Vietnam may be uniquely positioned to offer encouragement to North Korea on the issue of economic reform. Since both countries experienced a similar withdrawal of Soviet aid in the 1980s, Vietnam has more successfully reformed its economy, and experienced superior economic performance, as shown above, all the while maintaining control by the communist party. (The past point may be regrettable, but from the standpoint of Pyongyang it is attractive.) And Vietnam is presumably less threatening than North Korea’s giant neighbor, China.
Moreover, if there is ever a country that could give North Korea a lesson on how to manage relations with the United States, it’s Vietnam. The Vietnamese killed more Americans, more recently, than did the North Koreans, but Hanoi normalized relations with Washington, negotiated a bilateral investment treaty, and through the TPP process, may ultimately enter into a free trade agreement with the US. So when I hear that the North Koreans are talking to the Vietnamese, I perk up.

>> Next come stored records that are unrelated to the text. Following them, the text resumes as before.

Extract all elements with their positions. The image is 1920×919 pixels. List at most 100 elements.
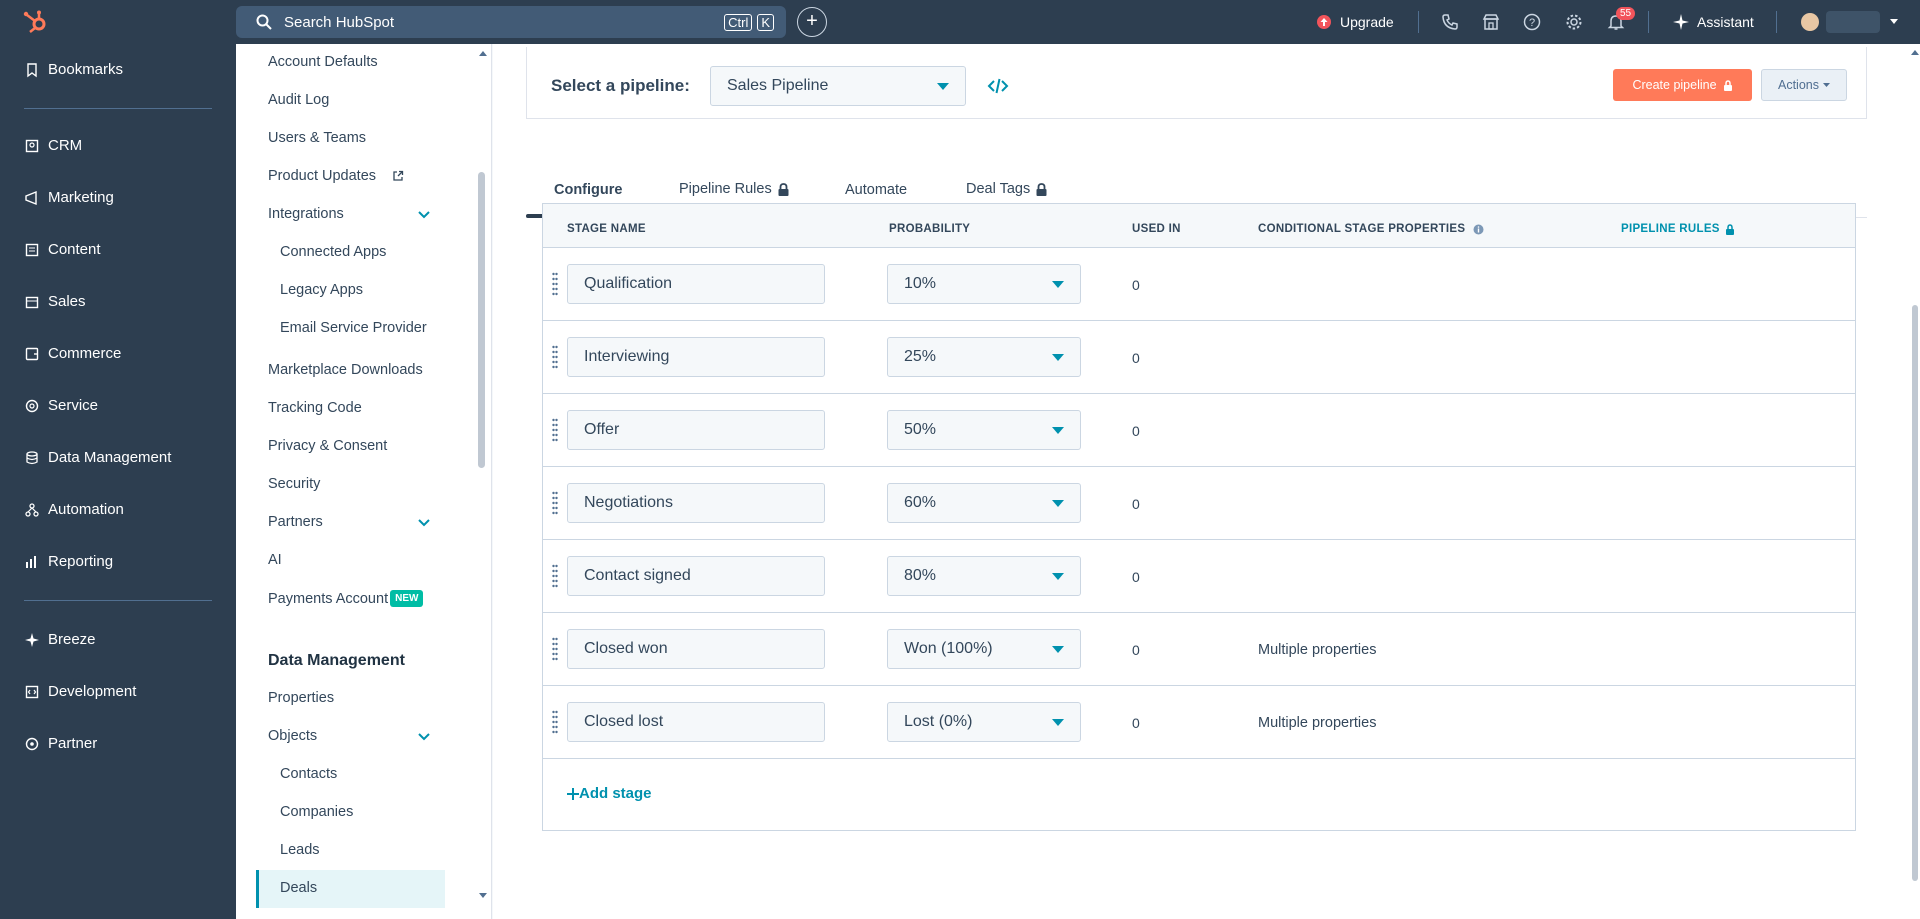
phone-icon[interactable] [1441, 13, 1459, 31]
chevron-down-icon[interactable] [416, 515, 432, 531]
pipeline-select[interactable]: Sales Pipeline [710, 66, 966, 106]
settings-ai[interactable]: AI [268, 552, 282, 568]
column-header-used-in: USED IN [1132, 223, 1181, 235]
actions-button[interactable]: Actions [1761, 69, 1847, 101]
settings-tracking-code[interactable]: Tracking Code [268, 400, 362, 416]
probability-select[interactable]: 60% [887, 483, 1081, 523]
settings-connected-apps[interactable]: Connected Apps [280, 244, 387, 260]
probability-select[interactable]: Won (100%) [887, 629, 1081, 669]
megaphone-icon [25, 190, 37, 205]
column-header-pipeline-rules[interactable]: PIPELINE RULES [1621, 223, 1735, 235]
conditional-properties[interactable]: Multiple properties [1258, 715, 1377, 731]
drag-handle-icon[interactable] [552, 637, 558, 661]
tab-pipeline-rules[interactable]: Pipeline Rules [679, 181, 790, 197]
upgrade-button[interactable]: Upgrade [1316, 0, 1394, 44]
drag-handle-icon[interactable] [552, 272, 558, 296]
settings-payments-account[interactable]: Payments Account NEW [268, 590, 424, 607]
nav-content[interactable]: Content [24, 241, 101, 258]
nav-reporting[interactable]: Reporting [24, 553, 113, 570]
main-scrollbar-thumb[interactable] [1912, 305, 1918, 881]
settings-audit-log[interactable]: Audit Log [268, 92, 330, 108]
settings-product-updates[interactable]: Product Updates [268, 168, 404, 184]
conditional-properties[interactable]: Multiple properties [1258, 642, 1377, 658]
info-icon[interactable] [1473, 224, 1484, 235]
nav-development[interactable]: Development [24, 683, 136, 700]
crm-icon [25, 139, 39, 152]
settings-email-service-provider[interactable]: Email Service Provider [280, 320, 427, 336]
probability-select[interactable]: 25% [887, 337, 1081, 377]
settings-partners[interactable]: Partners [268, 514, 323, 530]
settings-privacy-consent[interactable]: Privacy & Consent [268, 438, 388, 454]
stage-name-input[interactable]: Offer [567, 410, 825, 450]
automation-icon [25, 502, 39, 517]
settings-companies[interactable]: Companies [280, 804, 354, 820]
settings-gear-icon[interactable] [1565, 13, 1583, 31]
settings-properties[interactable]: Properties [268, 690, 335, 706]
settings-security[interactable]: Security [268, 476, 321, 492]
drag-handle-icon[interactable] [552, 418, 558, 442]
drag-handle-icon[interactable] [552, 710, 558, 734]
probability-select[interactable]: Lost (0%) [887, 702, 1081, 742]
add-stage-button[interactable]: Add stage [567, 785, 652, 802]
scroll-up-arrow-icon[interactable] [478, 49, 488, 57]
nav-marketing[interactable]: Marketing [24, 189, 114, 206]
probability-select[interactable]: 80% [887, 556, 1081, 596]
user-avatar[interactable] [1801, 13, 1819, 31]
settings-marketplace-downloads[interactable]: Marketplace Downloads [268, 362, 423, 378]
settings-contacts[interactable]: Contacts [280, 766, 338, 782]
nav-sales[interactable]: Sales [24, 293, 86, 310]
search-bar[interactable]: Search HubSpot Ctrl K [236, 6, 786, 38]
create-new-button[interactable]: + [797, 7, 827, 37]
stage-name-input[interactable]: Contact signed [567, 556, 825, 596]
tab-automate[interactable]: Automate [845, 182, 908, 198]
tab-deal-tags[interactable]: Deal Tags [966, 181, 1048, 197]
shortcut-ctrl-key: Ctrl [724, 13, 753, 31]
nav-crm[interactable]: CRM [24, 137, 82, 154]
tab-configure[interactable]: Configure [554, 182, 623, 198]
nav-divider [24, 108, 212, 109]
embed-code-icon[interactable] [987, 75, 1009, 97]
stage-name-input[interactable]: Closed lost [567, 702, 825, 742]
help-icon[interactable]: ? [1523, 13, 1541, 31]
hubspot-logo-icon[interactable] [22, 9, 48, 35]
nav-breeze[interactable]: Breeze [24, 631, 96, 648]
stage-name-input[interactable]: Qualification [567, 264, 825, 304]
settings-scrollbar-thumb[interactable] [478, 172, 485, 468]
settings-leads[interactable]: Leads [280, 842, 320, 858]
create-pipeline-button[interactable]: Create pipeline [1613, 69, 1752, 101]
nav-commerce[interactable]: Commerce [24, 345, 121, 362]
table-header: STAGE NAME PROBABILITY USED IN CONDITION… [543, 204, 1855, 248]
pipeline-header-card: Select a pipeline: Sales Pipeline Create… [526, 47, 1867, 119]
settings-objects[interactable]: Objects [268, 728, 318, 744]
nav-data-management[interactable]: Data Management [24, 449, 171, 466]
settings-users-teams[interactable]: Users & Teams [268, 130, 367, 146]
account-menu-caret-icon[interactable] [1889, 18, 1899, 26]
nav-service[interactable]: Service [24, 397, 98, 414]
scroll-down-arrow-icon[interactable] [478, 892, 488, 900]
nav-bookmarks[interactable]: Bookmarks [24, 61, 123, 78]
nav-automation[interactable]: Automation [24, 501, 124, 518]
scroll-up-arrow-icon[interactable] [1910, 48, 1920, 56]
nav-label: Partner [48, 735, 98, 752]
probability-select[interactable]: 10% [887, 264, 1081, 304]
nav-partner[interactable]: Partner [24, 735, 97, 752]
probability-select[interactable]: 50% [887, 410, 1081, 450]
chevron-down-icon[interactable] [416, 207, 432, 223]
settings-integrations[interactable]: Integrations [268, 206, 344, 222]
stage-name-input[interactable]: Negotiations [567, 483, 825, 523]
drag-handle-icon[interactable] [552, 564, 558, 588]
stage-name-input[interactable]: Interviewing [567, 337, 825, 377]
nav-label: Breeze [48, 631, 96, 648]
stage-name-input[interactable]: Closed won [567, 629, 825, 669]
settings-legacy-apps[interactable]: Legacy Apps [280, 282, 364, 298]
marketplace-icon[interactable] [1482, 13, 1500, 31]
drag-handle-icon[interactable] [552, 491, 558, 515]
settings-account-defaults[interactable]: Account Defaults [268, 54, 378, 70]
drag-handle-icon[interactable] [552, 345, 558, 369]
column-header-stage-name: STAGE NAME [567, 223, 646, 235]
nav-label: Marketing [48, 189, 114, 206]
account-name-redacted[interactable] [1826, 11, 1880, 33]
settings-deals[interactable]: Deals [280, 880, 318, 896]
assistant-button[interactable]: Assistant [1673, 0, 1754, 44]
chevron-down-icon[interactable] [416, 729, 432, 745]
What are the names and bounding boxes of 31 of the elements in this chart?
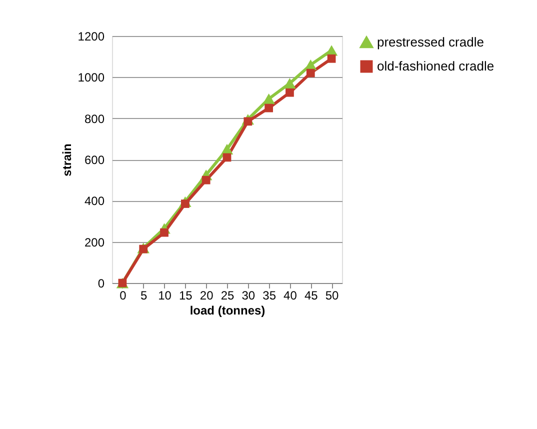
point <box>222 153 232 162</box>
x-tick-label: 40 <box>284 288 298 302</box>
x-tick-label: 35 <box>262 288 276 302</box>
y-tick-label: 600 <box>84 153 105 167</box>
y-tick-label: 200 <box>84 235 105 250</box>
x-tick-label: 15 <box>179 288 193 302</box>
legend-label: prestressed cradle <box>377 34 484 50</box>
point <box>160 228 168 237</box>
legend-label: old-fashioned cradle <box>377 58 494 74</box>
point <box>262 93 275 104</box>
x-tick-label: 25 <box>220 288 234 302</box>
point <box>264 104 273 112</box>
x-tick-label: 50 <box>325 288 340 302</box>
point <box>202 176 210 184</box>
y-axis-title: strain <box>60 144 74 176</box>
point <box>327 54 336 63</box>
point <box>306 68 315 78</box>
x-tick-label: 0 <box>120 288 127 302</box>
y-tick-label: 800 <box>84 112 105 126</box>
x-tick-label: 45 <box>304 288 318 302</box>
y-tick-label: 1000 <box>78 70 105 85</box>
y-tick-label: 1200 <box>78 30 105 44</box>
x-tick-label: 5 <box>140 288 148 302</box>
x-tick-label: 10 <box>158 288 172 302</box>
y-tick-label: 0 <box>98 276 105 290</box>
x-tick-label: 20 <box>200 288 214 302</box>
point <box>284 78 296 89</box>
x-axis-title: load (tonnes) <box>190 304 266 318</box>
y-tick-label: 400 <box>84 194 105 208</box>
point <box>286 88 294 97</box>
x-tick-label: 30 <box>242 288 256 302</box>
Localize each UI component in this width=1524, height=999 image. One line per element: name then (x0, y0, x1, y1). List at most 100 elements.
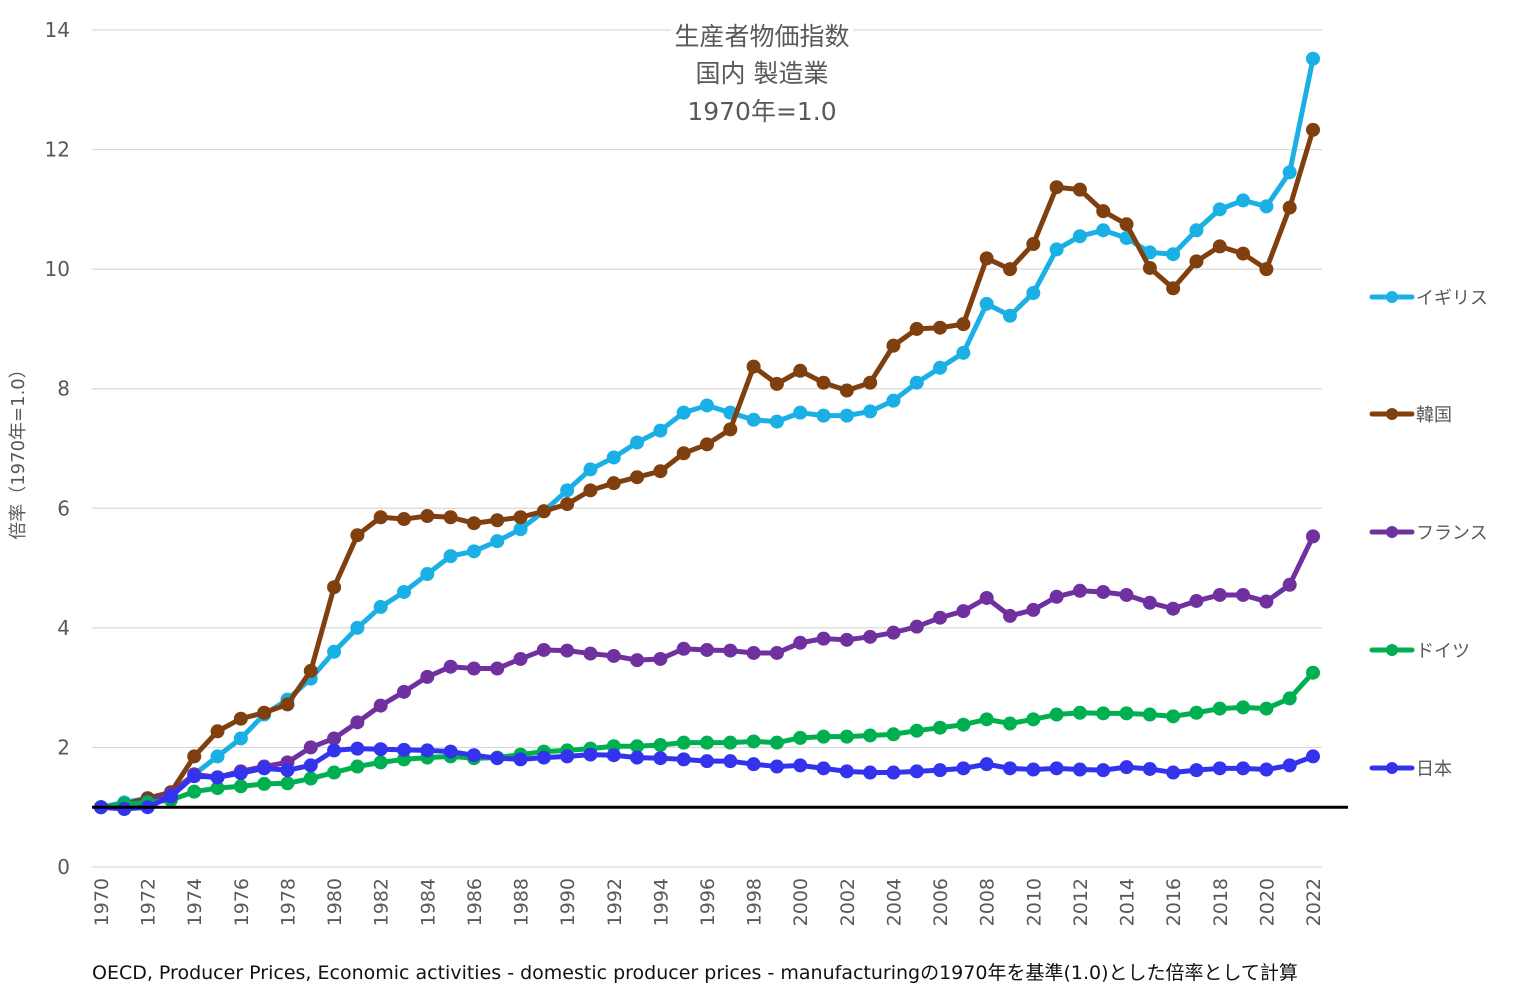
data-point (1142, 595, 1157, 610)
data-point (210, 781, 225, 796)
data-point (1072, 705, 1087, 720)
data-point (1259, 701, 1274, 716)
data-point (1049, 707, 1064, 722)
data-point (839, 408, 854, 423)
x-tick-label: 1972 (138, 878, 160, 926)
x-tick-label: 2012 (1070, 878, 1092, 926)
legend-label: 韓国 (1416, 405, 1452, 426)
data-point (536, 750, 551, 765)
legend-item: ドイツ (1369, 641, 1470, 662)
data-point (933, 360, 948, 375)
x-tick-label: 2002 (837, 878, 859, 926)
data-point (886, 727, 901, 742)
data-point (560, 749, 575, 764)
gridlines (92, 29, 1322, 868)
x-tick-label: 1992 (604, 878, 626, 926)
data-point (1072, 229, 1087, 244)
data-point (979, 296, 994, 311)
data-point (560, 643, 575, 658)
data-point (863, 404, 878, 419)
source-note: OECD, Producer Prices, Economic activiti… (92, 962, 1298, 984)
data-point (420, 743, 435, 758)
data-point (816, 631, 831, 646)
data-point (676, 735, 691, 750)
data-point (933, 763, 948, 778)
data-point (630, 750, 645, 765)
x-tick-label: 1984 (417, 878, 439, 926)
x-tick-label: 2018 (1210, 878, 1232, 926)
data-point (513, 522, 528, 537)
data-point (653, 738, 668, 753)
data-point (466, 516, 481, 531)
data-point (746, 359, 761, 374)
data-point (257, 761, 272, 776)
data-point (816, 729, 831, 744)
data-point (373, 698, 388, 713)
data-point (979, 251, 994, 266)
title-backdrop (670, 19, 854, 53)
data-point (1166, 281, 1181, 296)
data-point (723, 754, 738, 769)
data-point (653, 651, 668, 666)
data-point (630, 435, 645, 450)
data-point (676, 446, 691, 461)
data-point (350, 715, 365, 730)
data-point (1259, 594, 1274, 609)
data-point (700, 398, 714, 413)
data-point (1049, 242, 1064, 257)
y-tick-label: 8 (57, 377, 70, 401)
series-1 (94, 122, 1320, 815)
data-point (979, 712, 994, 727)
data-point (1142, 245, 1157, 260)
data-point (1072, 182, 1087, 197)
data-point (420, 669, 435, 684)
series-3 (94, 665, 1320, 815)
data-point (1026, 237, 1041, 252)
data-point (1119, 760, 1134, 775)
data-point (1049, 180, 1064, 195)
data-point (1189, 223, 1204, 238)
legend-label: 日本 (1416, 759, 1452, 780)
data-point (187, 784, 202, 799)
title-backdrop (647, 94, 877, 128)
data-point (560, 483, 575, 498)
data-point (466, 661, 481, 676)
data-point (676, 405, 691, 420)
data-point (443, 744, 458, 759)
data-point (746, 757, 761, 772)
data-point (257, 776, 272, 791)
data-point (513, 510, 528, 525)
data-point (816, 408, 831, 423)
y-tick-label: 4 (57, 616, 70, 640)
data-point (839, 383, 854, 398)
x-tick-label: 1994 (650, 878, 672, 926)
data-point (676, 641, 691, 656)
data-point (443, 549, 458, 564)
legend-swatch-marker (1386, 644, 1398, 656)
data-point (1072, 583, 1087, 598)
data-point (1096, 763, 1111, 778)
series-0 (94, 51, 1320, 815)
data-point (303, 758, 318, 773)
data-point (909, 619, 924, 634)
data-point (1259, 762, 1274, 777)
data-point (257, 705, 272, 720)
legend-swatch-marker (1386, 291, 1398, 303)
data-point (1282, 577, 1297, 592)
legend-item: 日本 (1369, 759, 1452, 780)
data-point (700, 735, 714, 750)
data-point (979, 757, 994, 772)
y-tick-label: 2 (57, 735, 70, 759)
x-tick-label: 1970 (91, 878, 113, 926)
data-point (1142, 761, 1157, 776)
data-point (1049, 761, 1064, 776)
x-tick-label: 2016 (1163, 878, 1185, 926)
data-point (1166, 765, 1181, 780)
title-line: 国内 製造業 (696, 59, 829, 88)
data-point (793, 758, 808, 773)
data-point (723, 735, 738, 750)
data-point (886, 765, 901, 780)
data-point (700, 437, 714, 452)
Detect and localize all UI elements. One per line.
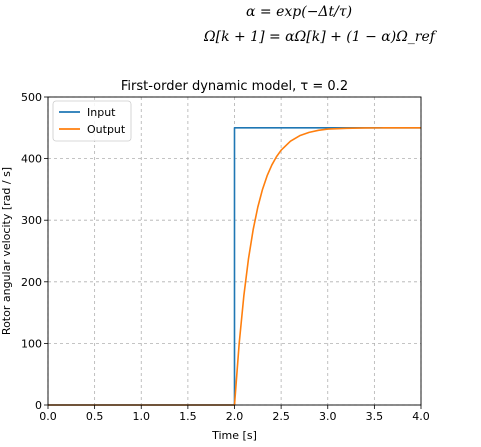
legend-label-input: Input: [87, 106, 116, 119]
series-line-input: [48, 127, 421, 406]
x-axis-label: Time [s]: [211, 429, 257, 442]
legend-label-output: Output: [87, 123, 126, 136]
recurrence-equation: Ω[k + 1] = αΩ[k] + (1 − α)Ω_ref: [204, 29, 435, 45]
y-tick-label-3: 300: [21, 214, 42, 227]
x-tick-label-7: 3.5: [366, 410, 384, 423]
series-line-output: [48, 127, 421, 406]
x-tick-label-0: 0.0: [39, 410, 57, 423]
x-tick-label-3: 1.5: [179, 410, 197, 423]
legend-box: [52, 100, 132, 142]
chart-title: First-order dynamic model, τ = 0.2: [121, 79, 348, 94]
x-tick-label-4: 2.0: [226, 410, 244, 423]
x-tick-label-1: 0.5: [86, 410, 104, 423]
x-tick-label-8: 4.0: [412, 410, 430, 423]
y-tick-label-1: 100: [21, 337, 42, 350]
alpha-equation: α = exp(−Δt/τ): [246, 4, 353, 20]
x-tick-label-5: 2.5: [272, 410, 290, 423]
x-tick-label-6: 3.0: [319, 410, 337, 423]
y-axis-label: Rotor angular velocity [rad / s]: [0, 167, 13, 335]
y-tick-label-5: 500: [21, 91, 42, 104]
y-tick-label-4: 400: [21, 153, 42, 166]
y-tick-label-2: 200: [21, 276, 42, 289]
y-tick-label-0: 0: [35, 399, 42, 412]
equations: α = exp(−Δt/τ) Ω[k + 1] = αΩ[k] + (1 − α…: [0, 0, 481, 60]
x-tick-label-2: 1.0: [133, 410, 151, 423]
legend: Input Output: [52, 100, 132, 142]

My interest was piqued in July by an article by Choi Song Min in the DailyNK in which he reported that “at the start of last year  the Central Party ordered provincial Party cadres to take time to research Vietnamese reform and opening, so some people in broader society also came to know a bit about it.” More recently two articles this month in the German press have revived this story. In a Frankfurter Allgemeine article, an unnamed German economist claimed that “There is a master plan. They want the opening [to occur] later this year,” and that the North Koreans are studying the “Vietnamese blueprint whereby selected enterprises for investment are picked out.” Sarah Berning in Deutsche Welle online quotes German scholar Werner Pfennig to the effect that “If North Korea really does have any kind of example, then it is Vietnam..Special economic zones along the lines of the Chinese model have, diplomatically speaking, had limited success in North Korea.” Instead, “The belief in North Korea is that Vietnam follows an economic policy in its dealings with other countries in which Vietnam has complete control. That is what makes Vietnam so attractive.” And it goes without saying that Hanoi unified a divided country.
So the Vietnamese experience offers some obvious parallels and attractions from the standpoint of North Korea. But is there a Vietnamese model and is it portable to the Korean peninsula?
Vietnam and China share one important characteristic that would appear to be absent from the North Korean case. When both countries started their reform processes, in the late 1970s in China and roughly a decade later in Vietnam, both countries had more than 70 percent of their respective labor forces in agriculture. (North Korea has perhaps half as much.) The existence of a large labor-intensive agricultural sector is important, because reform of low-tech labor-intensive agriculture is relatively easy, and it set off an arguably Pareto-improving transformation which everyone was made better off—incomes rose for the farmers, incomes rose for those leaving the farm for the emerging non-state owned light manufacturing sector, and workers in the old state-owned heavy industry sector saw their real wages rise as the price of food declined and its availability and variety increased. Needless to say, a reform path in which most or all of the population is being made better off more likely to be politically popular and sustainable than one generating losers and blocking coalitions.
In contrast, North Korea is, at least in principle, more industrialized than Vietnam or China were when they started their reform processes. In terms of the composition of output, at least on paper, North Korea more closely resembles parts of the former Soviet Union or Eastern Europe. Reform of a more industrialized economy is more difficult and is more likely to create losers and generate political opposition. That said, the industrial proletariat of the North Korean rustbelt may be so beat down that any change might be beneficial and even if it were not, their ability to block reforms may be very weak. So the starting points appear significantly different and it is unlikely that doi moi would deliver the same gains in North Korea that it did in Vietnam.
And the Vietnam model is not without its weaknesses, particularly in regard to corruption. Given the high levels of corruption already existing in North Korea, the quote from the Frankfurter Allgemeine that the North Koreans are studying the “Vietnamese blueprint whereby selected enterprises for investment are picked out” caught my attention. Eddy Malesky at Duke has done some really innovative research on corruption in Vietnam, particularly as it applies to the foreign investment regime. Nevertheless, in the greater scheme of things, the North Koreans talking to the Vietnamese has to be better than them talking to themselves.
And, of course, we cannot conclude this post without the obligatory bad pun: when it comes to Vietnamese models, I’ll take… Tran Nguyen.